New revelations by an international group of journalists show that members of the Chinese communist elite have used offshore tax havens to stash away billions of dollars over the last decade.
A series of articles published by the International Consortium of Investigative Journalists (ICIJ), based in Washington, D.C., demonstrates how Chinese Communist Party officials and their family members have used countries like the British Virgin Islands and the Cook Islands to set up shell companies in which assets and cash can be secretly held.
ICIJ said that the reports come from a massive set of data it received—260 gigabytes, or 160 times the quantity of WikiLeaks cables—on a hard drive mailed anonymously in 2012. After laboriously cleaning and processing the data, ICIJ published its first set of articles in early 2013.
It kept back the China portion until now, and said that nearly 22,000 Chinese clients of companies dealing in offshore structures were identified in the files now under discussion. More Chinese names will be published in a database on Jan. 23, ICIJ said.
Not all uses of such offshore companies are illegal, and in many cases corporate lawyers advise their clients to use offshore structures in doing business in China and Hong Kong. The impression gained from the preponderance of evidence discussed by ICIJ, however, is that Chinese elite—the “red nobility”—has stashed billions in ill-gotten wealth overseas.
Violators identified by ICIJ include most notably members of the families of Xi Jinping, the current chief of the Chinese Communist Party, Wen Jiabao, the former Chinese premier, and Hu Jintao, the former Communist Party leader, as well as a number of other families with deep Party or military backgrounds.
There are also striking absences from “Who’s Who” of the leaks that the ICIJ compiled. None of the family members of Jiang Zemin, the communist leader before Hu Jintao, and his associates—such as Zhou Yongkang, the troubled former security czar, and Zeng Qinghong, a former top Party powerbroker—are implicated in the revelations. This faction has been involved in an intense, behind the scenes struggle for power in the Communist Party with Xi Jinping, Wen Jiabao, and Hu Jintao.
The families of Jiang Zemin, Zhou Yongkang, and Zeng Qinghong have controlled China’s most profitable industries, including petroleum, for over a decade, and are believed to have made huge fortunes for themselves by stealing from those industries.
The anecdotes about the escapades in wealth of the sons of Jiang Zemin and Zeng Qinghong are legendary in China circles. For instance, Zeng Wei, Zeng Qinghong’s son, once bought a nearly $30 million house in an exclusive part of Sydney, and sought to knock it down to build his own, with a waterfall.
There is no way to verify the wealth held by these families, but the accounts and anecdotes that have for years circulated about their activities would indicate that they are far wealthier than those exposed in the current leaks.
ICIJ said that the data it used relates almost entirely to the Singapore-based Portcullis TrustNet and the British Virgin Island-based Commonwealth Trust Limited, and does not purport to capture all offshore dealings by the Chinese elite.
Wen Zhao, a commentator on Party affairs who appears regularly on a segment in the program “Decoding Mainland News” on the New Tang Dynasty Television network, said in a Skype interview that it was possible that the files obtained by ICIJ were part of the batches alleged to have been leaked to Western media during the fractious political warfare that characterized 2012, before current leader Xi Jinping was installed as general secretary in November.
“It’s already an open secret,” Wen said. “Everyone knows that high level communist officials are moving their assets overseas.”
In that year both Bloomberg News and The New York Times published blockbuster exposes of the wealth said to have been amassed by the families of Xi Jinping and Wen Jiabao respectively. The reporters and news organizations said their information all came from publicly available sources (though they decline to make any of the records public) and deny claims that documents were leaked to them.
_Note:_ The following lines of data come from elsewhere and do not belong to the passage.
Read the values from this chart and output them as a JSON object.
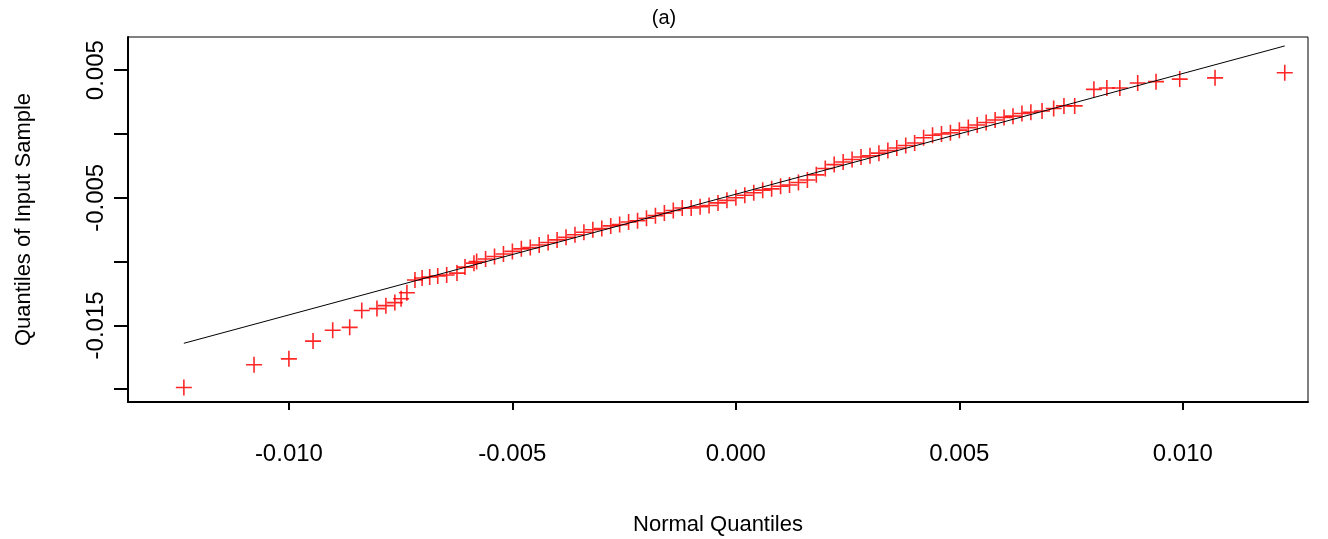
{
  "chart_data": {
    "type": "scatter",
    "title": "(a)",
    "xlabel": "Normal Quantiles",
    "ylabel": "Quantiles of Input Sample",
    "xlim": [
      -0.0136,
      0.0128
    ],
    "ylim": [
      -0.021,
      0.0076
    ],
    "xticks": [
      {
        "value": -0.01,
        "label": "-0.010"
      },
      {
        "value": -0.005,
        "label": "-0.005"
      },
      {
        "value": 0,
        "label": "0.000"
      },
      {
        "value": 0.005,
        "label": "0.005"
      },
      {
        "value": 0.01,
        "label": "0.010"
      }
    ],
    "yticks": [
      {
        "value": -0.02,
        "label": null
      },
      {
        "value": -0.015,
        "label": "-0.015"
      },
      {
        "value": -0.01,
        "label": null
      },
      {
        "value": -0.005,
        "label": "-0.005"
      },
      {
        "value": 0,
        "label": null
      },
      {
        "value": 0.005,
        "label": "0.005"
      }
    ],
    "grid": false,
    "series": [
      {
        "type": "scatter",
        "color": "#ff0000",
        "marker": "cross",
        "x": [
          -0.01235,
          -0.01078,
          -0.01,
          -0.00946,
          -0.00902,
          -0.00864,
          -0.00837,
          -0.00803,
          -0.00783,
          -0.00763,
          -0.00749,
          -0.00736,
          -0.00718,
          -0.00702,
          -0.00685,
          -0.00667,
          -0.00647,
          -0.00624,
          -0.00606,
          -0.00586,
          -0.0058,
          -0.0056,
          -0.0054,
          -0.0052,
          -0.005,
          -0.0048,
          -0.0046,
          -0.0044,
          -0.0042,
          -0.004,
          -0.0038,
          -0.0036,
          -0.0034,
          -0.0032,
          -0.003,
          -0.0028,
          -0.0026,
          -0.0024,
          -0.0022,
          -0.002,
          -0.0018,
          -0.0016,
          -0.0014,
          -0.0012,
          -0.001,
          -0.0008,
          -0.0006,
          -0.0004,
          -0.0002,
          0,
          0.0002,
          0.0004,
          0.0006,
          0.0008,
          0.001,
          0.0012,
          0.0014,
          0.0016,
          0.0018,
          0.002,
          0.0022,
          0.0024,
          0.0026,
          0.0028,
          0.003,
          0.0032,
          0.0034,
          0.0036,
          0.0038,
          0.004,
          0.0042,
          0.0044,
          0.0046,
          0.0048,
          0.005,
          0.0052,
          0.0054,
          0.0056,
          0.0058,
          0.006,
          0.0062,
          0.0064,
          0.0066,
          0.00685,
          0.00711,
          0.00734,
          0.00758,
          0.00801,
          0.0083,
          0.00859,
          0.00899,
          0.0094,
          0.00993,
          0.01072,
          0.01228
        ],
        "values": [
          -0.01986,
          -0.01808,
          -0.01762,
          -0.01623,
          -0.01538,
          -0.01515,
          -0.01383,
          -0.01368,
          -0.01345,
          -0.01321,
          -0.01291,
          -0.01244,
          -0.01144,
          -0.01128,
          -0.01121,
          -0.01113,
          -0.01105,
          -0.0109,
          -0.01043,
          -0.01012,
          -0.01,
          -0.0098,
          -0.0096,
          -0.0094,
          -0.0092,
          -0.009,
          -0.0089,
          -0.0087,
          -0.0085,
          -0.0083,
          -0.0081,
          -0.0079,
          -0.0077,
          -0.0075,
          -0.0074,
          -0.0072,
          -0.0071,
          -0.0069,
          -0.0068,
          -0.0066,
          -0.0064,
          -0.0062,
          -0.006,
          -0.0058,
          -0.0058,
          -0.0057,
          -0.0056,
          -0.0054,
          -0.0052,
          -0.005,
          -0.0048,
          -0.0046,
          -0.0044,
          -0.0043,
          -0.0041,
          -0.004,
          -0.0038,
          -0.0036,
          -0.0032,
          -0.0027,
          -0.0024,
          -0.0022,
          -0.002,
          -0.0018,
          -0.0017,
          -0.0015,
          -0.0013,
          -0.0011,
          -0.0009,
          -0.0007,
          -0.0003,
          -0.0001,
          0,
          0.0001,
          0.0003,
          0.0005,
          0.0007,
          0.0009,
          0.0011,
          0.0013,
          0.0014,
          0.0016,
          0.0017,
          0.0018,
          0.002,
          0.0022,
          0.0022,
          0.0035,
          0.0036,
          0.0036,
          0.004,
          0.0041,
          0.0043,
          0.0044,
          0.0048
        ]
      },
      {
        "type": "line",
        "color": "#000000",
        "marker": "none",
        "line_style": "solid",
        "x": [
          -0.01235,
          0.01228
        ],
        "values": [
          -0.0164,
          0.0069
        ]
      }
    ]
  }
}
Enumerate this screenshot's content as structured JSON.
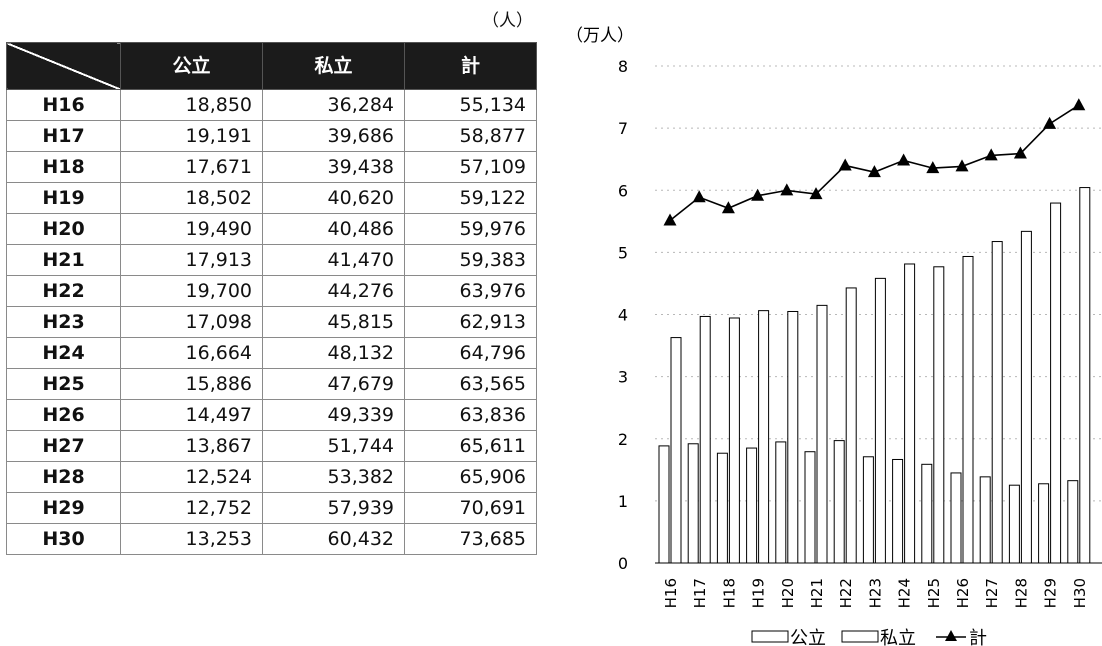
{
  "table": {
    "unit": "（人）",
    "headers": [
      "",
      "公立",
      "私立",
      "計"
    ],
    "rows": [
      [
        "H16",
        "18,850",
        "36,284",
        "55,134"
      ],
      [
        "H17",
        "19,191",
        "39,686",
        "58,877"
      ],
      [
        "H18",
        "17,671",
        "39,438",
        "57,109"
      ],
      [
        "H19",
        "18,502",
        "40,620",
        "59,122"
      ],
      [
        "H20",
        "19,490",
        "40,486",
        "59,976"
      ],
      [
        "H21",
        "17,913",
        "41,470",
        "59,383"
      ],
      [
        "H22",
        "19,700",
        "44,276",
        "63,976"
      ],
      [
        "H23",
        "17,098",
        "45,815",
        "62,913"
      ],
      [
        "H24",
        "16,664",
        "48,132",
        "64,796"
      ],
      [
        "H25",
        "15,886",
        "47,679",
        "63,565"
      ],
      [
        "H26",
        "14,497",
        "49,339",
        "63,836"
      ],
      [
        "H27",
        "13,867",
        "51,744",
        "65,611"
      ],
      [
        "H28",
        "12,524",
        "53,382",
        "65,906"
      ],
      [
        "H29",
        "12,752",
        "57,939",
        "70,691"
      ],
      [
        "H30",
        "13,253",
        "60,432",
        "73,685"
      ]
    ]
  },
  "chart_data": {
    "type": "bar",
    "ylabel": "（万人）",
    "ylim": [
      0,
      8
    ],
    "yticks": [
      "0",
      "1",
      "2",
      "3",
      "4",
      "5",
      "6",
      "7",
      "8"
    ],
    "grid": true,
    "legend_position": "bottom",
    "categories": [
      "H16",
      "H17",
      "H18",
      "H19",
      "H20",
      "H21",
      "H22",
      "H23",
      "H24",
      "H25",
      "H26",
      "H27",
      "H28",
      "H29",
      "H30"
    ],
    "series": [
      {
        "name": "公立",
        "type": "bar",
        "color": "#ffffff",
        "values": [
          1.885,
          1.9191,
          1.7671,
          1.8502,
          1.949,
          1.7913,
          1.97,
          1.7098,
          1.6664,
          1.5886,
          1.4497,
          1.3867,
          1.2524,
          1.2752,
          1.3253
        ]
      },
      {
        "name": "私立",
        "type": "bar",
        "color": "#ffffff",
        "values": [
          3.6284,
          3.9686,
          3.9438,
          4.062,
          4.0486,
          4.147,
          4.4276,
          4.5815,
          4.8132,
          4.7679,
          4.9339,
          5.1744,
          5.3382,
          5.7939,
          6.0432
        ]
      },
      {
        "name": "計",
        "type": "line",
        "marker": "triangle",
        "color": "#000000",
        "values": [
          5.5134,
          5.8877,
          5.7109,
          5.9122,
          5.9976,
          5.9383,
          6.3976,
          6.2913,
          6.4796,
          6.3565,
          6.3836,
          6.5611,
          6.5906,
          7.0691,
          7.3685
        ]
      }
    ]
  }
}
The head of ICIJ, Gerard Ryle, would seem an unusual choice for advancing a Chinese factional battle. Before joining ICIJ in Washington, D.C., he built a career breaking investigative reports in Australia, where he was once deputy editor of The Canberra Times.
ICIJ on its website does not appear to speculate on who may have sent them the files. Though they indicate that a large number of the documents included clients from Greater China, famously wealthy people from other countries have also been ensnared in the over one-dozen reports about offshore wealth.
According to a business consultant based in Hong Kong who has associated with Chinese officials for a number of decades, it’s common for particular groups of Chinese officials to deal with their own group of financial brokers. So the absence of records relating to Jiang Zemin’s network and family could be explained by the possibility that they used other offshore brokers to those touched on by ICIJ’s data.
That still leaves the ultimate source of the files a mystery.